As for the strategy that’s required for this task, remember those three types of craving that lead to suffering: craving for sensuality, for becoming, for non-becoming. The fact that the craving for non-becoming is part of the problem creates a practical dilemma as you’re trying to bring an end to the craving that leads to becoming. Remember what non-becoming means: the destruction of a becoming that’s already there. The Buddha’s solution is not to try to destroy a state of becoming that’s already there, but to let it fall away on its own. Meanwhile, you focus on the processes that would lead to a new becoming, and then develop dispassion for them before they create a new state of becoming.

When you bring the mind to concentration, you’re actually getting hands-on experience with the steps that lead to becoming. In the Buddha’s description of dependent co-arising, some of the factors that come before becoming include the three fabrications. They also include a factor called name-and-form.

Form is the body as you sense it from inside: the properties of coolness, warmth, solidity, and energy.

Name includes different mental actions: perception, feeling, intention, and attention.

When you’re doing concentration, you’re focused on these things and activities in and of themselves. For form, you’re focusing on the breath. As for name, you have the perception of how you visualize the breath to yourself. There are the feelings of pleasure or pain that you feel as you meditate. You have the intention to stay in the breath. And you’re paying attention to what’s going on in the body, what’s going on in the mind, focusing on questions that help bring things to stillness.

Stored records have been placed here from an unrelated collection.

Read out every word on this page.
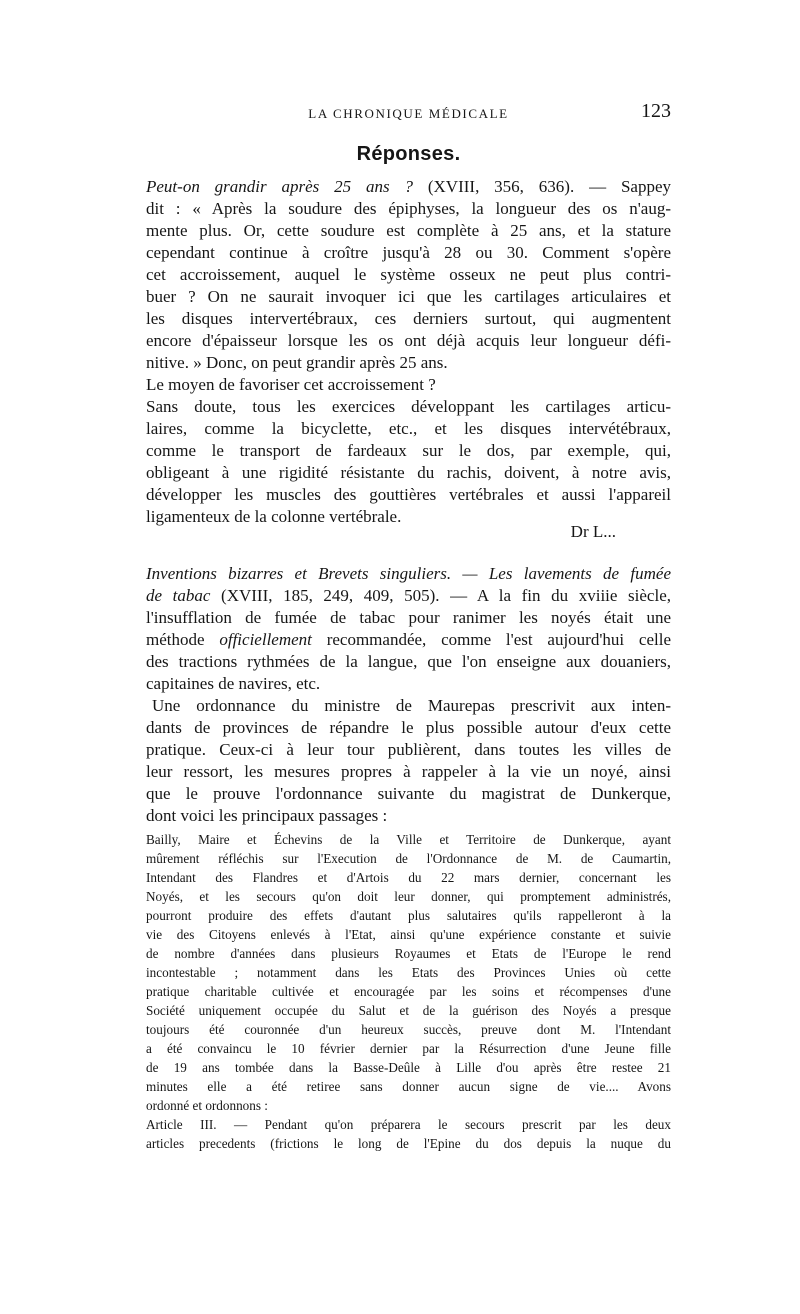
LA CHRONIQUE MÉDICALE	123
Réponses.
Peut-on grandir après 25 ans ? (XVIII, 356, 636). — Sappey
dit : « Après la soudure des épiphyses, la longueur des os n'aug-
mente plus. Or, cette soudure est complète à 25 ans, et la stature
cependant continue à croître jusqu'à 28 ou 30. Comment s'opère
cet accroissement, auquel le système osseux ne peut plus contri-
buer ? On ne saurait invoquer ici que les cartilages articulaires et
les disques intervertébraux, ces derniers surtout, qui augmentent
encore d'épaisseur lorsque les os ont déjà acquis leur longueur défi-
nitive. » Donc, on peut grandir après 25 ans.
Le moyen de favoriser cet accroissement ?
Sans doute, tous les exercices développant les cartilages articu-
laires, comme la bicyclette, etc., et les disques intervétébraux,
comme le transport de fardeaux sur le dos, par exemple, qui,
obligeant à une rigidité résistante du rachis, doivent, à notre avis,
développer les muscles des gouttières vertébrales et aussi l'appareil
ligamenteux de la colonne vertébrale.
Dr L...
Inventions bizarres et Brevets singuliers. — Les lavements de fumée
de tabac (XVIII, 185, 249, 409, 505). — A la fin du xviiie siècle,
l'insufflation de fumée de tabac pour ranimer les noyés était une
méthode officiellement recommandée, comme l'est aujourd'hui celle
des tractions rythmées de la langue, que l'on enseigne aux douaniers,
capitaines de navires, etc.
Une ordonnance du ministre de Maurepas prescrivit aux inten-
dants de provinces de répandre le plus possible autour d'eux cette
pratique. Ceux-ci à leur tour publièrent, dans toutes les villes de
leur ressort, les mesures propres à rappeler à la vie un noyé, ainsi
que le prouve l'ordonnance suivante du magistrat de Dunkerque,
dont voici les principaux passages :
Bailly, Maire et Échevins de la Ville et Territoire de Dunkerque, ayant
mûrement réfléchis sur l'Execution de l'Ordonnance de M. de Caumartin,
Intendant des Flandres et d'Artois du 22 mars dernier, concernant les
Noyés, et les secours qu'on doit leur donner, qui promptement administrés,
pourront produire des effets d'autant plus salutaires qu'ils rappelleront à la
vie des Citoyens enlevés à l'Etat, ainsi qu'une expérience constante et suivie
de nombre d'années dans plusieurs Royaumes et Etats de l'Europe le rend
incontestable ; notamment dans les Etats des Provinces Unies où cette
pratique charitable cultivée et encouragée par les soins et récompenses d'une
Société uniquement occupée du Salut et de la guérison des Noyés a presque
toujours été couronnée d'un heureux succès, preuve dont M. l'Intendant
a été convaincu le 10 février dernier par la Résurrection d'une Jeune fille
de 19 ans tombée dans la Basse-Deûle à Lille d'ou après être restee 21
minutes elle a été retiree sans donner aucun signe de vie.... Avons
ordonné et ordonnons :
Article III. — Pendant qu'on préparera le secours prescrit par les deux
articles precedents (frictions le long de l'Epine du dos depuis la nuque du
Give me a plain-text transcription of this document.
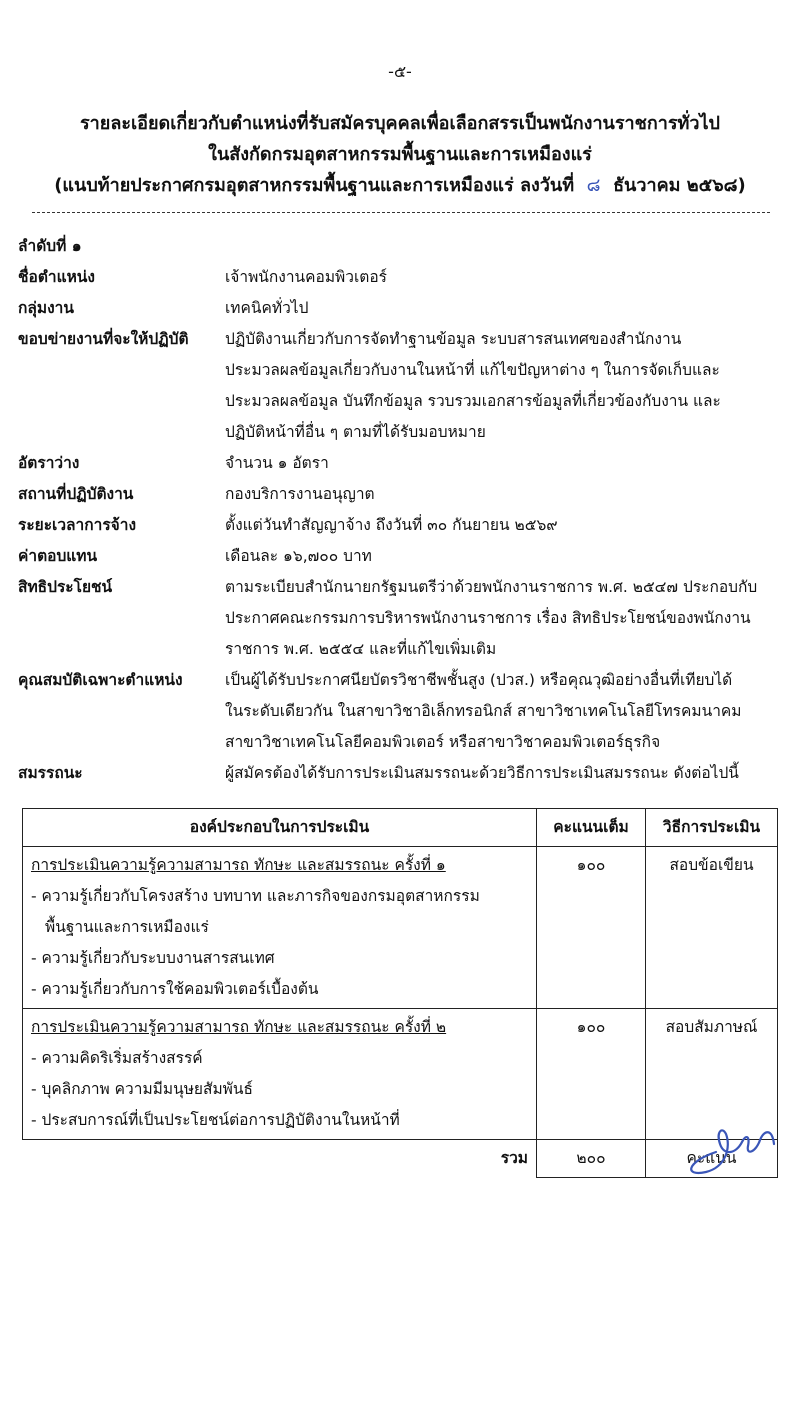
-๕-
รายละเอียดเกี่ยวกับตำแหน่งที่รับสมัครบุคคลเพื่อเลือกสรรเป็นพนักงานราชการทั่วไป
ในสังกัดกรมอุตสาหกรรมพื้นฐานและการเหมืองแร่
(แนบท้ายประกาศกรมอุตสาหกรรมพื้นฐานและการเหมืองแร่ ลงวันที่ ๘ ธันวาคม ๒๕๖๘)
ลำดับที่ ๑
ชื่อตำแหน่ง	เจ้าพนักงานคอมพิวเตอร์
กลุ่มงาน	เทคนิคทั่วไป
ขอบข่ายงานที่จะให้ปฏิบัติ	ปฏิบัติงานเกี่ยวกับการจัดทำฐานข้อมูล ระบบสารสนเทศของสำนักงาน
ประมวลผลข้อมูลเกี่ยวกับงานในหน้าที่ แก้ไขปัญหาต่าง ๆ ในการจัดเก็บและ
ประมวลผลข้อมูล บันทึกข้อมูล รวบรวมเอกสารข้อมูลที่เกี่ยวข้องกับงาน และ
ปฏิบัติหน้าที่อื่น ๆ ตามที่ได้รับมอบหมาย
อัตราว่าง	จำนวน ๑ อัตรา
สถานที่ปฏิบัติงาน	กองบริการงานอนุญาต
ระยะเวลาการจ้าง	ตั้งแต่วันทำสัญญาจ้าง ถึงวันที่ ๓๐ กันยายน ๒๕๖๙
ค่าตอบแทน	เดือนละ ๑๖,๗๐๐ บาท
สิทธิประโยชน์	ตามระเบียบสำนักนายกรัฐมนตรีว่าด้วยพนักงานราชการ พ.ศ. ๒๕๔๗ ประกอบกับ
ประกาศคณะกรรมการบริหารพนักงานราชการ เรื่อง สิทธิประโยชน์ของพนักงาน
ราชการ พ.ศ. ๒๕๕๔ และที่แก้ไขเพิ่มเติม
คุณสมบัติเฉพาะตำแหน่ง	เป็นผู้ได้รับประกาศนียบัตรวิชาชีพชั้นสูง (ปวส.) หรือคุณวุฒิอย่างอื่นที่เทียบได้
ในระดับเดียวกัน ในสาขาวิชาอิเล็กทรอนิกส์ สาขาวิชาเทคโนโลยีโทรคมนาคม
สาขาวิชาเทคโนโลยีคอมพิวเตอร์ หรือสาขาวิชาคอมพิวเตอร์ธุรกิจ
สมรรถนะ	ผู้สมัครต้องได้รับการประเมินสมรรถนะด้วยวิธีการประเมินสมรรถนะ ดังต่อไปนี้
องค์ประกอบในการประเมิน	คะแนนเต็ม	วิธีการประเมิน

การประเมินความรู้ความสามารถ ทักษะ และสมรรถนะ ครั้งที่ ๑
- ความรู้เกี่ยวกับโครงสร้าง บทบาท และภารกิจของกรมอุตสาหกรรม
พื้นฐานและการเหมืองแร่
- ความรู้เกี่ยวกับระบบงานสารสนเทศ
- ความรู้เกี่ยวกับการใช้คอมพิวเตอร์เบื้องต้น	๑๐๐	สอบข้อเขียน

การประเมินความรู้ความสามารถ ทักษะ และสมรรถนะ ครั้งที่ ๒
- ความคิดริเริ่มสร้างสรรค์
- บุคลิกภาพ ความมีมนุษยสัมพันธ์
- ประสบการณ์ที่เป็นประโยชน์ต่อการปฏิบัติงานในหน้าที่	๑๐๐	สอบสัมภาษณ์
รวม	๒๐๐	คะแนน
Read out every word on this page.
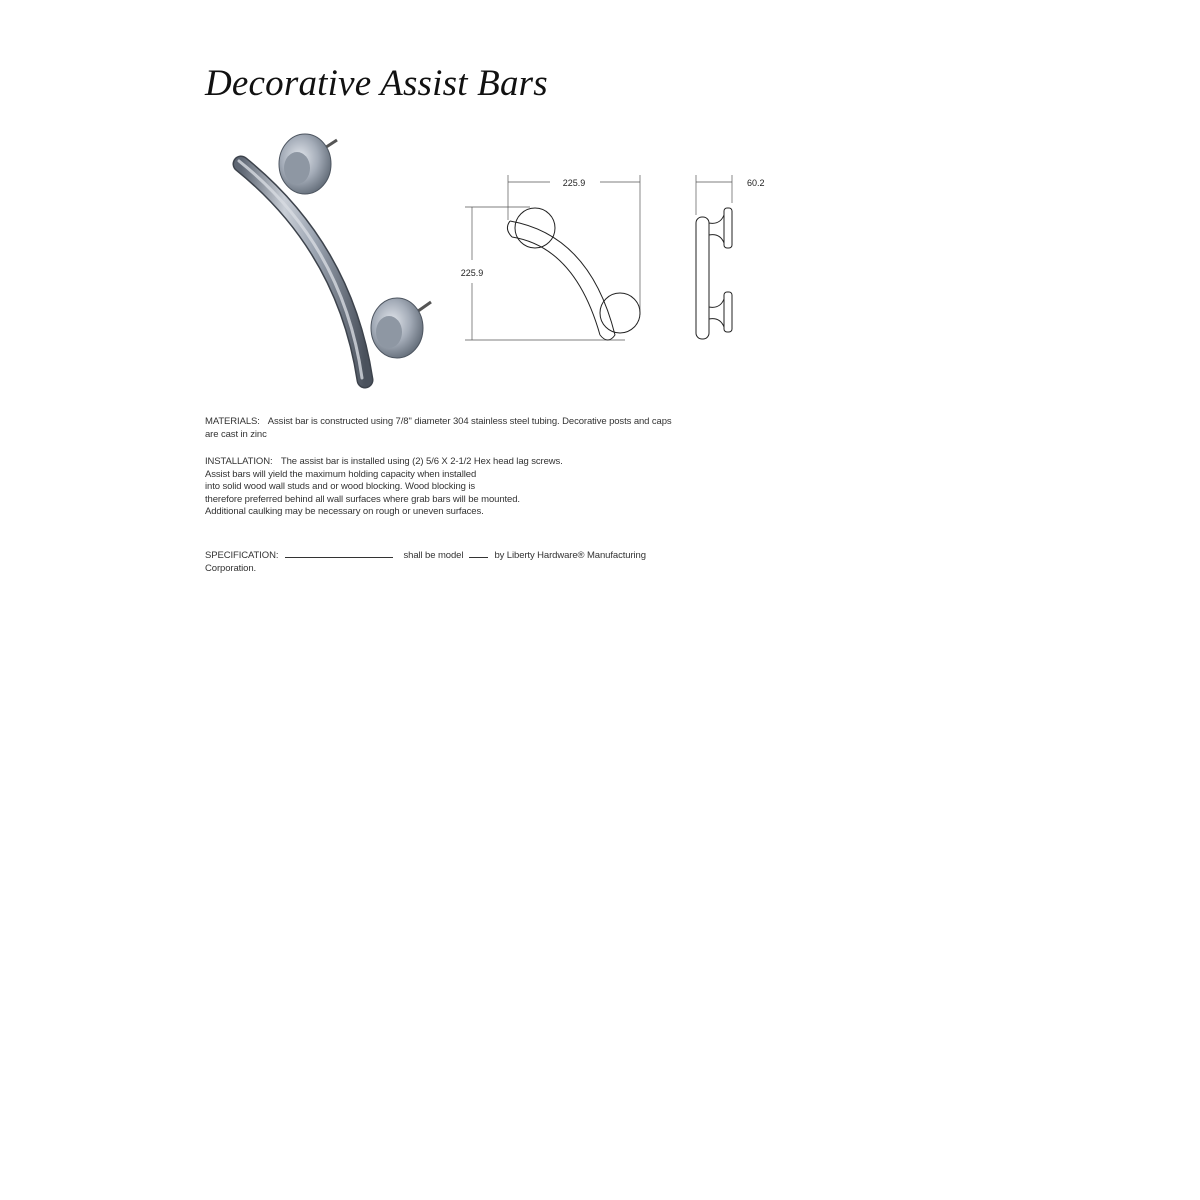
Decorative Assist Bars
225.9
225.9
60.2
MATERIALS: Assist bar is constructed using 7/8" diameter 304 stainless steel tubing. Decorative posts and caps
are cast in zinc
INSTALLATION: The assist bar is installed using (2) 5/6 X 2-1/2 Hex head lag screws.
Assist bars will yield the maximum holding capacity when installed
into solid wood wall studs and or wood blocking. Wood blocking is
therefore preferred behind all wall surfaces where grab bars will be mounted.
Additional caulking may be necessary on rough or uneven surfaces.
SPECIFICATION:	shall be model	by Liberty Hardware® Manufacturing
Corporation.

So as you’re getting focused on the breath, you’re beginning to see these processes before they become a state of becoming. The state of concentration itself is a type of becoming, but as you get more and more skilled at it, you get more and more sensitive to the processes that lead up to it. As you get to see them in action, you gain a sense of how ephemeral they are and how they require constant attention. Eventually, you begin to develop dispassion for them. That’s how you get past becoming without falling into the trap of craving for non-becoming.

That’s where the path is headed.

But before we explore that topic more fully, we have to look at some of the Buddha’s other teachings on how to use desire to develop the path. And that will be the topic for tomorrow night.